Of course, debt of gratitude, crab mentality, not-invented-here syndrome, “gaya-gaya,” etc. obstruct our march toward progress and prosperity. And our governance lapses, foremost of which is graft and corruption, have prevented us from moving forward. One time, I overheard at a lounge in the Heathrow Airport that corrupt Philippine government officials laundered their stolen money abroad. Their counterparts in other Asian countries invested theirs in their respective countries. So corrupt government officials in other Asian countries were unwittingly helping their economies grow.
The Catholic Church forgives sins, no matter how mortal, once confessed to a clergy member. This practice allows politicians to commit sins time and time again. And all kinds of Christians attribute their personal and professional successes to God directly or via the intercessions of saints or pastors or evangelists. This belief encourages Christians to donate sums of money to their respective churches, which have become super rich. Religious orders must calibrate their tenets and practices in these troubled times.
Political dynasties have ruled many of our provinces for a long time. Most of today’s mayors, governors, congressmen, et al. have merely replaced their forebears. For them, an election is merely a formality. Over the years, they have perfected the formula for making themselves electoral winners, come hell or high water. Debts of gratitude to them by their constituents have been repaid by votes. They have positioned their sons and daughters as their prospective successors at a young age. No wonder it has been easy for them to have their children get elected as governors, mayors, congressional representatives, etc.

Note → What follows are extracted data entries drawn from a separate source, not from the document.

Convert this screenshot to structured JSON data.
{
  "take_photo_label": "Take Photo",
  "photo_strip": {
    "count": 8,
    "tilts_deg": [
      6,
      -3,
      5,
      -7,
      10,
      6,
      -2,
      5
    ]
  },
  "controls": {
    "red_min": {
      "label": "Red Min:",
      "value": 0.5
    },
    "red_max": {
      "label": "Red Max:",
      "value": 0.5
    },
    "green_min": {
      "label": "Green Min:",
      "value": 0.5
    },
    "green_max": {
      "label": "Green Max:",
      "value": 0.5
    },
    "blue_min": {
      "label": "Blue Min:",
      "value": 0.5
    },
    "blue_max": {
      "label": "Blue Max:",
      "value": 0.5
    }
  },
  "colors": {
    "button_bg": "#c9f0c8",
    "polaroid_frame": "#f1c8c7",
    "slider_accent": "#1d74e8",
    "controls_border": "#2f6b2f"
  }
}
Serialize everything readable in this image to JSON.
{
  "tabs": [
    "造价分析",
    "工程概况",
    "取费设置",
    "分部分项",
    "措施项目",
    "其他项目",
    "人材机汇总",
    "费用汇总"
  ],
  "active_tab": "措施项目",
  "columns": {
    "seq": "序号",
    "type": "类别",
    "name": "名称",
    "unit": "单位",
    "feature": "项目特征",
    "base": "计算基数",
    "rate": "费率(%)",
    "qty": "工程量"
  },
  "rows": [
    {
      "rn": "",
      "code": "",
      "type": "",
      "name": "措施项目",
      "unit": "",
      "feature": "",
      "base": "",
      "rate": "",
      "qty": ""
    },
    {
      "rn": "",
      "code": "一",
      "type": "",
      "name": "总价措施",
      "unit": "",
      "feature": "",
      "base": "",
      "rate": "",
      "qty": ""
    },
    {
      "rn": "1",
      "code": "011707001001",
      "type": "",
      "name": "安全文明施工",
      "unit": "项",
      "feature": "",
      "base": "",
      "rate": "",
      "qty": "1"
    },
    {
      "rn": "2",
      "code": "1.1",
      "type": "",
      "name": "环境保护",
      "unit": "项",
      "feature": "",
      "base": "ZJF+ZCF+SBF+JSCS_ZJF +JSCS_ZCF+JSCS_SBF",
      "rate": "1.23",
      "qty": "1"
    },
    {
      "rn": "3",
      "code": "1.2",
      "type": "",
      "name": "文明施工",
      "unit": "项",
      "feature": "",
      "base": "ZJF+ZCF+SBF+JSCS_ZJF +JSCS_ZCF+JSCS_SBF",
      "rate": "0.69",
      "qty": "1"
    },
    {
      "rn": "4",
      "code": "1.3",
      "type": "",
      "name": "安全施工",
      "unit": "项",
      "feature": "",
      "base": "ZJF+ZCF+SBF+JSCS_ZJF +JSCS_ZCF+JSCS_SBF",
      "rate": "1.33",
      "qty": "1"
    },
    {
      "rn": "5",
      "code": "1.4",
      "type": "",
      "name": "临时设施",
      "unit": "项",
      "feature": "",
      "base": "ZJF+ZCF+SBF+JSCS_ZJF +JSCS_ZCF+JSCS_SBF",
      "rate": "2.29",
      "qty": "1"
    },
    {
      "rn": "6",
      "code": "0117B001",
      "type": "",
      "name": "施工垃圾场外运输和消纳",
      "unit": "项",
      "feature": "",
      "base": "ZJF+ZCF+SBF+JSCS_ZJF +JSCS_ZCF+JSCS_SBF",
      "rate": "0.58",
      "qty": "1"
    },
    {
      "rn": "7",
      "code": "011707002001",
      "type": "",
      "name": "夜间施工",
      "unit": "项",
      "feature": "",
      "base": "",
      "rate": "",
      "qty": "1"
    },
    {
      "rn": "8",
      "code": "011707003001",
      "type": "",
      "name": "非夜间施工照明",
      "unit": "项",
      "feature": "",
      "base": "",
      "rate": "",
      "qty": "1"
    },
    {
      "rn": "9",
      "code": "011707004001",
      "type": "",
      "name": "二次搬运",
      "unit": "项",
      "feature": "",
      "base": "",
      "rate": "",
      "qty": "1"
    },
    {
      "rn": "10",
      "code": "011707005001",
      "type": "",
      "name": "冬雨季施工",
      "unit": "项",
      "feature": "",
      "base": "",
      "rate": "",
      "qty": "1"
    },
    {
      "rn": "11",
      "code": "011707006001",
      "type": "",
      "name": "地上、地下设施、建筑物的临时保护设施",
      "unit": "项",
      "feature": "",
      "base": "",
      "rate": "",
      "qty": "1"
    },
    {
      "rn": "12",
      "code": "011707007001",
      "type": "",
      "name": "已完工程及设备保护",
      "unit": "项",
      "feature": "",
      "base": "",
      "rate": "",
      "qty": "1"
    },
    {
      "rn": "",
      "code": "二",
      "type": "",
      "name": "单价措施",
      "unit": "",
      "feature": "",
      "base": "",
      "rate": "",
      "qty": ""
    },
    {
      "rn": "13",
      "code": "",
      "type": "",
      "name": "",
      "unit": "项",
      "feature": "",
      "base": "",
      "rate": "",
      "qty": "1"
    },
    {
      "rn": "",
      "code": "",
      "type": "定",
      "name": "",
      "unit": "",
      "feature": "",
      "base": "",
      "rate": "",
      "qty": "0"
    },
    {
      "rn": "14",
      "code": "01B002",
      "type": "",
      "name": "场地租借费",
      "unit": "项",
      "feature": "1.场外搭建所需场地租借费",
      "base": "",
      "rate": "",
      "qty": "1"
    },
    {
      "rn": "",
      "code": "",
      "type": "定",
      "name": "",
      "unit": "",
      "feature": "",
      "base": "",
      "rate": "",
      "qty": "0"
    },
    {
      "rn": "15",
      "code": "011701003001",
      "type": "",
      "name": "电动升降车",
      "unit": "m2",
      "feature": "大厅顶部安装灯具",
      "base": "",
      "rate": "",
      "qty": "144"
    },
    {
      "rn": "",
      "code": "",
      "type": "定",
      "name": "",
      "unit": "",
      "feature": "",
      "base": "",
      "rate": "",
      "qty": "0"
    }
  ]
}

Today, the sad reality is the cards are stacked in favor of political dynasties. In other words, they will continue to run roughshod over their fiefdoms, so to speak, for a long time. There is nothing on the horizon to suggest longtime supporters will reconsider. Their debts of gratitude, for which they have repaid with their votes, keep on piling up.
It’s been our fate to shield our neighbors from the onslaughts of monster typhoons that hit our landmass first. Whatever little progress we achieve here and there is negated by monster typhoons; and today, by the horrifying COVID-19 pandemic. Nongovernmental organizations have eased the suffering of the poor, especially in times of crises. But they can only do so much, which is to mitigate the negative effects of adversities for the poor to survive. They create the preconditions for them to thrive, but it is the lookout of governments to make them thrive.
For now, it looks like the only way to derail political dynasties from perpetuating their rule is to plead with their descendants booked for succession. With many of them with sterling education and a putative deep understanding of the world’s realities, they might respond to a call for patriotism, if not kindness of heart. If this still fails, unless there is a reboot from heaven, we will remain in the stranglehold of political dynasties until the end of time.